Some years ago I saw a movie directed by Atom Egoyan, “Felicia’s Journey”, it was called. Knowing nothing of the plot, I just went to see it because I had greatly enjoyed Egoyan’s earlier film, “The Sweet Hereafter”. Had I read the synopsis, I probably would have given it a miss, because I am not into movies about serial killers that have you jumping in your seat. Luckily the movie was not like that at all; yes, there is a murderer of young damsels in distress, and naturally the Felicia in the title is one of his potential victims, but there any resemblance with American Psycho or other similar silver screen serial killer ends. The story was, somehow, very humane, and you almost end up feeling a certain sympathy for the murderer. I later learned that the plot was adapted from a book bearing the same title, and I thought that it must be a good one to read, if the film was anything to go by.

This, however, is not a blog about movies, it’s a blog about books, so what am I doing here writing about a film? Well, it turns out that my book today is a collection of short stories by William Trevor, who also happens to be the author of “Felicia’s Journey” (the book). That’s the connection. I only discovered this once I was nearing the last few stories in the book, and it felt so fitting; the stories in “Beyond the Pale and other stories” and the novel “Felicia’s Journey” could only have been written by one and the same person, and if you have read these books, or any other by William Trevor, you probably know what I mean.

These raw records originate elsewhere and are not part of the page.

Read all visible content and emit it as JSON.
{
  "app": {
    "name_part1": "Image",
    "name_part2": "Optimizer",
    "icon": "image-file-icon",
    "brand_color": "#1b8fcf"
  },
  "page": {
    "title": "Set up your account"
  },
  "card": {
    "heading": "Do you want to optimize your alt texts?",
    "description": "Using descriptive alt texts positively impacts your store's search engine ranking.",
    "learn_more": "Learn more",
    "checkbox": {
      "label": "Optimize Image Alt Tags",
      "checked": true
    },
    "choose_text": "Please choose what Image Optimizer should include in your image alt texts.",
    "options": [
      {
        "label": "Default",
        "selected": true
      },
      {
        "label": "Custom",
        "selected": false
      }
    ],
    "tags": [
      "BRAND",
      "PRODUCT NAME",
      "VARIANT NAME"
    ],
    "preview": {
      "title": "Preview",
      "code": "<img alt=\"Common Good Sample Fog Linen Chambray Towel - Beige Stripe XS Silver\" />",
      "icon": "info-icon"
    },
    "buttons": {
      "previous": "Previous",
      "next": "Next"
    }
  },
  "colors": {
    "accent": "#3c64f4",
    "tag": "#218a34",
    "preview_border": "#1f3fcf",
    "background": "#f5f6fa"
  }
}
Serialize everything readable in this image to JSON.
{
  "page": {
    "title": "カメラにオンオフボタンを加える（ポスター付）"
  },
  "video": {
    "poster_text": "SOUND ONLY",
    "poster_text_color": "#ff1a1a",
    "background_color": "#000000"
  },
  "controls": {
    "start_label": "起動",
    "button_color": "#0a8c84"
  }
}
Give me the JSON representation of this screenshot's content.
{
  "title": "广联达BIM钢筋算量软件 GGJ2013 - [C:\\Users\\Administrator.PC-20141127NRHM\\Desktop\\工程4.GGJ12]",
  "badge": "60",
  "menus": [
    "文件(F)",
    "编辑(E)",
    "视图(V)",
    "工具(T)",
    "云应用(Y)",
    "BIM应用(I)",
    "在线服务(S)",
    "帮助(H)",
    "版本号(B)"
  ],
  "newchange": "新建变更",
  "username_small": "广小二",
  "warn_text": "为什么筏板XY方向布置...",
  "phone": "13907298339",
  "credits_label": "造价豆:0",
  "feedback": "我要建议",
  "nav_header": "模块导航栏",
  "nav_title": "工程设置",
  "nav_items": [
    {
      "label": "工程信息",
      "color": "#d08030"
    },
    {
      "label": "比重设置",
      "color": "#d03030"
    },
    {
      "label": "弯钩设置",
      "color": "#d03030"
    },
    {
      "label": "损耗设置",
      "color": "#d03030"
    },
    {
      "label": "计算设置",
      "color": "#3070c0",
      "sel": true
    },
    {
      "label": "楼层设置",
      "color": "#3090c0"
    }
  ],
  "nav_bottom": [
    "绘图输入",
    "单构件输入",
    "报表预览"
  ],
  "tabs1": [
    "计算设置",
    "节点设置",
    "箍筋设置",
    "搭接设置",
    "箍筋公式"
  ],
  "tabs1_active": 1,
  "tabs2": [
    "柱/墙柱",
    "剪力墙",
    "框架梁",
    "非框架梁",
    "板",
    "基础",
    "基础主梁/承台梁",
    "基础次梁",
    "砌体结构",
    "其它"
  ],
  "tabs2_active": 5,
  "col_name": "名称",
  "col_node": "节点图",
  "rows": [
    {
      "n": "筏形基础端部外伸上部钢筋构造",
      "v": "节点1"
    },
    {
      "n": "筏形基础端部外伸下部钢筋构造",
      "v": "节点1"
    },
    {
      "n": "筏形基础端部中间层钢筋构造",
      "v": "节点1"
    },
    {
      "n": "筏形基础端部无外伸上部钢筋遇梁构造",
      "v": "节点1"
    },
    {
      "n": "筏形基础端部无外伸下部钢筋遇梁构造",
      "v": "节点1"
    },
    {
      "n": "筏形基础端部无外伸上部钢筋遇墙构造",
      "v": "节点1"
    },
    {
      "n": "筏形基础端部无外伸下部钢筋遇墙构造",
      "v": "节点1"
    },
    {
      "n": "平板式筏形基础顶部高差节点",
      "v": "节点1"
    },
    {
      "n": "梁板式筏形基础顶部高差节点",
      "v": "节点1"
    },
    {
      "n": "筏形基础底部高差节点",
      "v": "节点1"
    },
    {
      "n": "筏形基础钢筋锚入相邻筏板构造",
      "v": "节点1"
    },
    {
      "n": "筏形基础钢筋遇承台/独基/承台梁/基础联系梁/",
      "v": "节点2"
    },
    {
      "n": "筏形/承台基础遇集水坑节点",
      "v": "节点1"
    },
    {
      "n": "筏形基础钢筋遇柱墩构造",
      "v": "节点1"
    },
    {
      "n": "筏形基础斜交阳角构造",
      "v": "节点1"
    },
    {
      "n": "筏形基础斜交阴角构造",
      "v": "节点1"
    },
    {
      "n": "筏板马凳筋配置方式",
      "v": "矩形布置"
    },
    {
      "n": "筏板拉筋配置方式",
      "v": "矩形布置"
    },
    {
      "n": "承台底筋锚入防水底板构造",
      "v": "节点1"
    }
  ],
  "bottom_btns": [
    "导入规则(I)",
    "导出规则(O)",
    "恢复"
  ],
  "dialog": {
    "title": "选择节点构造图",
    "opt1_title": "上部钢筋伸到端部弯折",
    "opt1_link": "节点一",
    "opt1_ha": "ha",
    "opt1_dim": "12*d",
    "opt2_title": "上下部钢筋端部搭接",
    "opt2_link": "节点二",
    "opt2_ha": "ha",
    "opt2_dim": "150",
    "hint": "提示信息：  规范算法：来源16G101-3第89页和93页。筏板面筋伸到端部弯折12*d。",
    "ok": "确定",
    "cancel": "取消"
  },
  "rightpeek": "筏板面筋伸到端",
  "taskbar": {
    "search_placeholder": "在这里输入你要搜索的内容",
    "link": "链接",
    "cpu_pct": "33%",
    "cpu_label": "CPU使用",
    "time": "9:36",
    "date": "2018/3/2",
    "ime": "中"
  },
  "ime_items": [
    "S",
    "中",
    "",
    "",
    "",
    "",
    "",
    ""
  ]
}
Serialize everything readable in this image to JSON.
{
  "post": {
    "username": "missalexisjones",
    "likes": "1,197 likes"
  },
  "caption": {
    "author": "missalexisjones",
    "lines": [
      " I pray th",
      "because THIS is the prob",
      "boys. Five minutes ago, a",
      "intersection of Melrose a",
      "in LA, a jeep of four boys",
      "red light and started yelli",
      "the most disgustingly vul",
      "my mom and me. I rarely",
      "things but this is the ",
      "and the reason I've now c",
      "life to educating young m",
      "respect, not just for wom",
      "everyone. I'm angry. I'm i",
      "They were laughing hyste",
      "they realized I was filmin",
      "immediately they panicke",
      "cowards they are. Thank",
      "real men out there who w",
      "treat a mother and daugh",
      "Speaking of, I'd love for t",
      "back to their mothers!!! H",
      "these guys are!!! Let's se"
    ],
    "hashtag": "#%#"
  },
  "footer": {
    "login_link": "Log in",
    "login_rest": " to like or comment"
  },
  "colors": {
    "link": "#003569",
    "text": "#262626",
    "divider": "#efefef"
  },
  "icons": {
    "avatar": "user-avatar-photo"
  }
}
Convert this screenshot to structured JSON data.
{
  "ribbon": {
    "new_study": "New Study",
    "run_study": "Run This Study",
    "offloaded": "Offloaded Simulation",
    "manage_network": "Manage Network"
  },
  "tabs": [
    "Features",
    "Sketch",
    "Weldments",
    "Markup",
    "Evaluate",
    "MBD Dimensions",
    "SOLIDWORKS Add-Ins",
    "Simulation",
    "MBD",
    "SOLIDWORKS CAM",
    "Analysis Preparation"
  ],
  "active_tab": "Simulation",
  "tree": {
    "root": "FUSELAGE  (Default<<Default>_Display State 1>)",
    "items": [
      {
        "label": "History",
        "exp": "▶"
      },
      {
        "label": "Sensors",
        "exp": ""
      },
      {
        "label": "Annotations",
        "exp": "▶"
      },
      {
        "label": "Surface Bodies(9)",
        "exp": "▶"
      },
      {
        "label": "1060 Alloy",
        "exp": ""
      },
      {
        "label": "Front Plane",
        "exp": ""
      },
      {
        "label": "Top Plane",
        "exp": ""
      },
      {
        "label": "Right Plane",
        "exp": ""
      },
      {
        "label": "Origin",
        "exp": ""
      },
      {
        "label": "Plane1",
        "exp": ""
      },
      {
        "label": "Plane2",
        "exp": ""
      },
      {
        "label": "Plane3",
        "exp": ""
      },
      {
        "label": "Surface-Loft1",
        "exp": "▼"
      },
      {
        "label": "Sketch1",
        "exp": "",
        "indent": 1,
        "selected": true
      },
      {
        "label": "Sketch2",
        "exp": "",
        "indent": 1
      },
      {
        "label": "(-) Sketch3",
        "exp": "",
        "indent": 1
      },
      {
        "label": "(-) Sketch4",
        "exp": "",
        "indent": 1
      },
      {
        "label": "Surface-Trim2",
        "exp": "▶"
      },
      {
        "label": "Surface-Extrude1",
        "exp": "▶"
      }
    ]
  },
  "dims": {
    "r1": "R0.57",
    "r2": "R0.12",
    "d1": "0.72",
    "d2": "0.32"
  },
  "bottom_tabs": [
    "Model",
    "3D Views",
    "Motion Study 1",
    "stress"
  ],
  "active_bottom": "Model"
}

He has such a sensitivity for the weaknesses in his characters, and at the same time such an understanding for each of them, it is as if he personally inhabits their psyche.

You might have guessed by now, if you have read my earlier posts in this blog, that not only am I a reader, I am also a bit of a bibliophile, and I read this book in a beautiful edition by Folio, with illustrations by Lyndon Hayes, whose paintings go so well with the mood of the stories. You can see some of his illustrations for this book here:
http://www.foliosociety.com/book/BYP/beyond-the-pale-and-other-stories

Yes, it is the mood of these stories that makes this book a memorable read; nothing much happens in most of them, but the atmosphere is so eery and charged that as you read you know that the lives of their protagonists will be irreparably changed, or else have been changed in some indefinite past that sets the context to the plot. The common theme of all these stories is human relationships; how the lives of their characters are affected by their interaction with others around them, sometimes close friends or family, sometimes passing strangers. Almost invariably, the view presented is a pessimistic one. And it is not, one feels, that the author negates the possibility of things going well in our interactions with others around us; it is rather that he is more interested in the myriad ways in which things can go wrong.

Well, this all sounds rather depressing; it is certainly not cheerful stuff, but I would not say “depressing”. The stories are crafted with sensitivity and great skill, and they are a joy to read.